I meant in the context of a workflow that includes annealing it should be done before sizing. It's not strictly necessary to anneal, especially if you're not concerned with case life.

Annealing in general is important for case life and batch to batch consistency. Case life is the biggest advantage of annealing. Annealing before sizing rather than after sizing is important because it will affect both the amount and consistency of spring back. Brass hardness will affect how a case reacts when fired, and annealing every loading keeps hardness consistent. It helps with consistent neck tension.

Many people don't anneal hot enough or long enough, which makes it seem ineffective. It doesn't make a difference in every situation, so it's possible to anneal properly and see little to no change.
How do you measure consistent neck tension? I am assuming you are saying after you anneal and resize you check every cases ID? Have you done the same not annealing and seen variances in that measurement? Just curious. I ran a test with a 300 PRC and a 28 Nosler running the same load. The primer pockets gave out before the neck and it had zero affect on accuracy either way. I am in the keep it simple stupid camp. If it something has no gain in accuracy it's just an extra step with no return on investment which in this case is time.
 
Koda_, if you don't clean, or at least wipe down, your brass before sizing, you *will* ruin your dies unless you simply don't shoot very much. The debris left after firing will lead to scratches in your die (even carbide pistol dies) that will lead to scratches in your brass. If you don't care how your brass looks then don't worry about it. Personally, I want my brass looking like factory, clean inside and out, with clean primer pockets, too.

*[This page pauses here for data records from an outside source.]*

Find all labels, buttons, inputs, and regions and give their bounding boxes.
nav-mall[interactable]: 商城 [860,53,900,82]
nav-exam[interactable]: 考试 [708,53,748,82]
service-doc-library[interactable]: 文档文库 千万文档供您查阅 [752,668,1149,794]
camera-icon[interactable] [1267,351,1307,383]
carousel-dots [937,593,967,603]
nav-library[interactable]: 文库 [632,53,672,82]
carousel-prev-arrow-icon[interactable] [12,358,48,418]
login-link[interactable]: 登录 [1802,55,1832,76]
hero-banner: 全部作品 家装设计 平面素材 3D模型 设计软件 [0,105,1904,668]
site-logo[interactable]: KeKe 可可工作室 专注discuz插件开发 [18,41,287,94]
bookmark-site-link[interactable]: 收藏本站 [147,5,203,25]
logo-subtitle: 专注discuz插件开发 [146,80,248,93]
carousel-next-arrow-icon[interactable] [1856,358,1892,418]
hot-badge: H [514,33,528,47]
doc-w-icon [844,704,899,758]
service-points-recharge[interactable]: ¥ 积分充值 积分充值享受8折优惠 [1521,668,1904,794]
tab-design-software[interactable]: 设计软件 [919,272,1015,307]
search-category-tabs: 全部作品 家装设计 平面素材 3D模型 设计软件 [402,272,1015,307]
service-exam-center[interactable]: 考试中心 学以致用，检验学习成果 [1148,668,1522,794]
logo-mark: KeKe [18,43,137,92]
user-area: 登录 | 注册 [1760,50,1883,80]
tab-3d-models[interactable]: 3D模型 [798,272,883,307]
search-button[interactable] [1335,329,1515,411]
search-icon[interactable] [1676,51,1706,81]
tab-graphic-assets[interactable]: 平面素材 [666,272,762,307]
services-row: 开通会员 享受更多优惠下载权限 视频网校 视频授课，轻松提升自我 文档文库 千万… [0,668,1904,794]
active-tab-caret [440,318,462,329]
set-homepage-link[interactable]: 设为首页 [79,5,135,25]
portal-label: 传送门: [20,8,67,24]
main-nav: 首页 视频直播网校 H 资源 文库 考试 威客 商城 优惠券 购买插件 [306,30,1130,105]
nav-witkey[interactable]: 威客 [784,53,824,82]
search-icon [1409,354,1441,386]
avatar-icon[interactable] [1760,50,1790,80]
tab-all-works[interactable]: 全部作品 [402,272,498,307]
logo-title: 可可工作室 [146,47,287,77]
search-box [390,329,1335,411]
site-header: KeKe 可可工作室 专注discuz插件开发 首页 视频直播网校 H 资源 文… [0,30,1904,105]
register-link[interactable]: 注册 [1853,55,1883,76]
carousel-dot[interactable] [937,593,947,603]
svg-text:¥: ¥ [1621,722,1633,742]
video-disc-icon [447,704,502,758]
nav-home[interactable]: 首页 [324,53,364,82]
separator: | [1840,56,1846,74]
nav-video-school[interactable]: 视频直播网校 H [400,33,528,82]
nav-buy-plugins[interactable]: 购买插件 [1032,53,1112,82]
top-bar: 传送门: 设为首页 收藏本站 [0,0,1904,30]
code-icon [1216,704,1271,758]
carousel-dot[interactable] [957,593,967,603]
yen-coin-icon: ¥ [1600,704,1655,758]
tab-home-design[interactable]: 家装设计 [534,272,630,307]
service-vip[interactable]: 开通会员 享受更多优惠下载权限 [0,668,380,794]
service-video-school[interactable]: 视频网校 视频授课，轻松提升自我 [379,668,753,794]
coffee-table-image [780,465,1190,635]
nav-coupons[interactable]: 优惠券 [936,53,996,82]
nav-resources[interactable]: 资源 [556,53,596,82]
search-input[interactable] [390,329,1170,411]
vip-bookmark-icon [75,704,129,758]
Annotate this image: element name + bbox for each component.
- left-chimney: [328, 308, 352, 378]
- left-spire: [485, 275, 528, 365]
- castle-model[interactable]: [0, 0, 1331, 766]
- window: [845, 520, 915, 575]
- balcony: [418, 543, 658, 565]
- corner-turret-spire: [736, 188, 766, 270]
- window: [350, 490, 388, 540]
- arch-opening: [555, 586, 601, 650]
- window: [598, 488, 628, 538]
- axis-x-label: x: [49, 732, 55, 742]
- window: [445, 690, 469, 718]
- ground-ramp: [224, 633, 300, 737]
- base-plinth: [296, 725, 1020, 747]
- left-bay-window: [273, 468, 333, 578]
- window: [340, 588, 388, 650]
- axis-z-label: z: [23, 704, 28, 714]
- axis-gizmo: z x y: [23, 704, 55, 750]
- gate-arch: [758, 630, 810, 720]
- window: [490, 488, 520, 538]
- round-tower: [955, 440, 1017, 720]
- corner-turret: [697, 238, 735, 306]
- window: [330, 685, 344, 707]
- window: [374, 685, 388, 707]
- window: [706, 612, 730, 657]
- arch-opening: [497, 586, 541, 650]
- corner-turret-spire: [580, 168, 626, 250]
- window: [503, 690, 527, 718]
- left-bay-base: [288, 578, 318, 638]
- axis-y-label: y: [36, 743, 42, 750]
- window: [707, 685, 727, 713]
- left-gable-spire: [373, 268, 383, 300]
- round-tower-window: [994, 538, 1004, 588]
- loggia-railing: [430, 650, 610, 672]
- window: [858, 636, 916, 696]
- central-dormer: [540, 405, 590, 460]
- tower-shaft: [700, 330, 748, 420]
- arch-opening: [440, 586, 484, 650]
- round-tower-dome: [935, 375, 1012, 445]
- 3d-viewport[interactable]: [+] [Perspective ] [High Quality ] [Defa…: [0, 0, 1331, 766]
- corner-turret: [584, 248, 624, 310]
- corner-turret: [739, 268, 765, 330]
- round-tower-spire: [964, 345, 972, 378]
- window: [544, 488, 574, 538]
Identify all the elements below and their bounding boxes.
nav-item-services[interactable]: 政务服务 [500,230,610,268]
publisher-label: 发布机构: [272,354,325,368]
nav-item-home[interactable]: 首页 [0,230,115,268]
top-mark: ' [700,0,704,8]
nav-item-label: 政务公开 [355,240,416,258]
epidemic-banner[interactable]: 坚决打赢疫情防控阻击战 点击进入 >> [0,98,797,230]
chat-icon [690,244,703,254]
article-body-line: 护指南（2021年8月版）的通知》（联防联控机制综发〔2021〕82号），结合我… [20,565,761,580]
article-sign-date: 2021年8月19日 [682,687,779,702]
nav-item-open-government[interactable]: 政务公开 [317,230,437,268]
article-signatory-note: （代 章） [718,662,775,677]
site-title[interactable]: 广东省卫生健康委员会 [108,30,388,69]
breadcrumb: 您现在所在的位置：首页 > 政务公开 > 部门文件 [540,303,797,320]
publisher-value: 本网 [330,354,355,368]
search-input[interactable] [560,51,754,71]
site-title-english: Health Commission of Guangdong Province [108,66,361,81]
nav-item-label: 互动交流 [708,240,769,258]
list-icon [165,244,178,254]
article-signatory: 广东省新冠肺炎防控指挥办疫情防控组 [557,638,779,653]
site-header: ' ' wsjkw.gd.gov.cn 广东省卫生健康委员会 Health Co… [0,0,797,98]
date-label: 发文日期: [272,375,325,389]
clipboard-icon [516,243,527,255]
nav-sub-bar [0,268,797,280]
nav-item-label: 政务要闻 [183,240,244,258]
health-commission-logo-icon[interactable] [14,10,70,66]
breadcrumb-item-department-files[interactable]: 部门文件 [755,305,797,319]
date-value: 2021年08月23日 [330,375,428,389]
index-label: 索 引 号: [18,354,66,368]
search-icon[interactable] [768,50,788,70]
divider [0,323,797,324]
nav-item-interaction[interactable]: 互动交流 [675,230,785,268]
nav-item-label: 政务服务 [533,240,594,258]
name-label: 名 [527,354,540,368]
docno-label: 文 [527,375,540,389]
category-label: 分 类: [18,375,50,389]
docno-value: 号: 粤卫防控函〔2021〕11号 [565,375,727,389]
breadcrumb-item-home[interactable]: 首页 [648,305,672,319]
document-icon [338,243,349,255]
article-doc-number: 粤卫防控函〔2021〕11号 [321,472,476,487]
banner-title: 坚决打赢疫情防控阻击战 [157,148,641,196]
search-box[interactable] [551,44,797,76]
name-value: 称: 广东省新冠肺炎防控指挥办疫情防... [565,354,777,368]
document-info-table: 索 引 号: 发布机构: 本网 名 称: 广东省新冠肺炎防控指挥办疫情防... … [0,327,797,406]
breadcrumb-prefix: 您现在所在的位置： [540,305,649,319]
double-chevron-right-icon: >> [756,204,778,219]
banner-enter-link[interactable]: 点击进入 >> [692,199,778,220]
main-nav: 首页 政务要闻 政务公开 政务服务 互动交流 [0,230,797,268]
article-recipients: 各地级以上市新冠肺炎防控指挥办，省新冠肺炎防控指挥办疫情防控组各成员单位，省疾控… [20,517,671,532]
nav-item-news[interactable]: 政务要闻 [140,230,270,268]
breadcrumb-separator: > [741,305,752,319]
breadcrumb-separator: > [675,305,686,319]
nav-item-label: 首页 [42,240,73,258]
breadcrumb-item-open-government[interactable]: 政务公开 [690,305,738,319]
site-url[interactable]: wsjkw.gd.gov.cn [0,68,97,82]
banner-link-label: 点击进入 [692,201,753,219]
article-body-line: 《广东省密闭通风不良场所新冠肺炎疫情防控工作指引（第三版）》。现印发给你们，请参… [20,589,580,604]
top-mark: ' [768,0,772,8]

Actually, I've reloaded hundreds of thousands of pistol rounds without cleaning primer pockets and never had a single problem (I had a commercial operation back in another life). I can't say why I've gotten so anal about having clean brass these days but it is the way it is now!

With pistol cases, I decap, then wet tumble with steel pins and Boretech brass cleaner (wonderful stuff, BTW), then lube, size, flare and wash again (I use RCBS lube, which washes off easily with water). For rifle brass, I decap, tumble like the pistol ammo, then lube (Imperial wax) and size. I wipe the cases down before loading but since there is nothing on the inside of the case, that's all I think is necessary.

In the last 50 or so years I've had just one round that failed to go bang. It was, in fact, just a few days ago, a 9mm round, probably loaded around 2009 or so. I'm not 100% why it failed, but the primer had gone off without setting the 4.0 grains of W231 off. There is only one explanation, that I loaded a round that had not been decapped (the powder looks perfect and the lead bullet didn't move). I don't take near as much care when loading practice ammo as I do when loading SD/HD ammo and this was an old round, so I guess it's possible. But it's a first in over a million rounds total! Except for rounds that got "Dillonized" in my Dillon 1000 presses (that should give you a hint of how long ago it was!) and were easily spotted in the final inspection, I never had a single failure come back to me.

I like reloading and I like my ammo to reflect the time and precision I put into it. My SD ammo is 100%, compared to (maybe) 99% of factory. By the time I finish inspection on factory SD ammo, it probably hits that 99% but I'm willing to bet most folks simply take the ammo out of the box and load their magazines, then go about their day not even thinking about it. Not me, I've seen (and have) too many factory rounds that either wouldn't chamber, had primers too high or primers reversed to trust any of them with my life. I carefully inspect all of my carry ammo, make sure the bullet is tight, check the primers for seating depth and orientation and then chamber check each round. Cheap insurance for your life!
And hey, it keeps me off the streets!